Four feature sets were created using the top ten optimal features from each efficacy test (the lowest p-values from the unpaired t-test and the univariate linear regression, the lowest individual linear classification error, and a super set of all features found in the other three sets). The average individual classification error rate of the lowest individual error set was 29.8 ± 1.838%.

Creating Feature Combinations.

Each set was tested for all values of K, the total number of features used in a combination. All four feature sets were run through a 50/50 comparison test.  As the value of K grew, the classification error was reduced until K = 9 where the classification error began to increase again. Even though the error rate continues to decrease after K=5, a cap was put at K=5 for feasibility purposes (i.e., to avoid over-modeling the data). The most accurate feature combination came from the super set using a total of 5 features, including 4, 17, 24, 36, and 49 which all are acoustic features pertaining to different timing aspects of phonation, and had an error rate of 8.51%, as seen in Table 1.

Table 1. Resulting Accuracy/Error Percentages
Combination Method 50/50 Error 50/50 Accuracy CV FLD Accuracy CV SVM Accuracy
T-test 17.02% 82.98% 58.0% 56.14%
Linear Regression 10.64% 89.36% 70.86% 66.71%
Lowest Error 14.89% 85.11% 56.29% 64.90%
Super Set 8.51% 91.49% 72.86% 56.24%

Accuracy and error percentages resulting from the various tests in the methodology.

Testing Optimal Feature Combinations Using Cross Validation.

Cross validation was used to determine and ensure the efficacy of the best feature combinations for all four feature sets created by the 50/50 comparison test along with testing the accuracy and capabilities of the classifier used. The most accurate combination of 5 features for this test was found to be from the super set, which had an accuracy rate of 72.86%, as seen in Table 1.

Identifying Optimal Feature Combinations with Non-linear Classifiers.

The same optimal combinations (as determined by the 50/50 comparison test) that were run through the cross validation test with FLD were then run through a modification of the cross validation test using the non-linear classification SVM with RBF algorithm. The optimal feature combination using this approach was the feature combination from the univariate linear regression feature set, which had an accuracy rate of 66.71%, as shown in Table 1. Even though the univariate feature combination’s accuracy rate was higher than the super set’s for this test, the super set’s accuracy rate from the FLD cross validation test was higher than that of the univariate’s for the SVM with RBF cross validation test, so the super set combination was the most accurate feature combination.
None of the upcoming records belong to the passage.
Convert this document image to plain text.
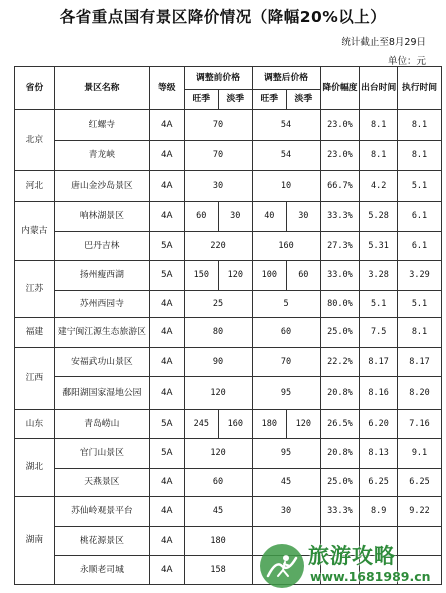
各省重点国有景区降价情况（降幅20%以上）
统计截止至8月29日
单位：元
省份	景区名称	等级	调整前价格		调整后价格		降价幅度	出台时间	执行时间
			旺季	淡季	旺季	淡季			
北京	红螺寺	4A	70		54		23.0%	8.1	8.1
	青龙峡	4A	70		54		23.0%	8.1	8.1
河北	唐山金沙岛景区	4A	30		10		66.7%	4.2	5.1
内蒙古	响林湖景区	4A	60	30	40	30	33.3%	5.28	6.1
	巴丹吉林	5A	220		160		27.3%	5.31	6.1
江苏	扬州瘦西湖	5A	150	120	100	60	33.0%	3.28	3.29
	苏州西园寺	4A	25		5		80.0%	5.1	5.1
福建	建宁闽江源生态旅游区	4A	80		60		25.0%	7.5	8.1
江西	安福武功山景区	4A	90		70		22.2%	8.17	8.17
	鄱阳湖国家湿地公园	4A	120		95		20.8%	8.16	8.20
山东	青岛崂山	5A	245	160	180	120	26.5%	6.20	7.16
湖北	官门山景区	5A	120		95		20.8%	8.13	9.1
	天燕景区	4A	60		45		25.0%	6.25	6.25
湖南	苏仙岭观景平台	4A	45		30		33.3%	8.9	9.22
	桃花源景区	4A	180						
	永顺老司城	4A	158						
旅游攻略
www.1681989.cn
Using a multistep process, the optimal feature combination was found from 127 acoustic features for classification between two classes of infant cries. Features that were distinguishable between heelstick and preERP cries, were unique among all features, and had the lowest individual classification error were found and used to generate sets of 10 features. Linear and nonlinear classification methods were performed and compared for all feature sets. The optimal, five-feature combination was identified.

Optimal Feature Set.

The most effective approach to generating feature sets was the super set approach, which combined the feature sets of the three identifying methods. The next most effective method for finding optimal features would be from the univariate linear regression approach. The third most effective method was using the linear classifier approach. The least effective feature identifying method was the t-test.

Creating Feature Combinations.

The optimal feature combination each feature set produced had high accuracy rates, all higher than 80%. The most optimal feature set was the super set, producing a combination that had an error rate of only 8.51%. Other than timing features being the ones predominantly apt at classification, no trends regarding the reason the super set worked the best were noted.

Testing Optimal Feature Combinations Using Cross Validation.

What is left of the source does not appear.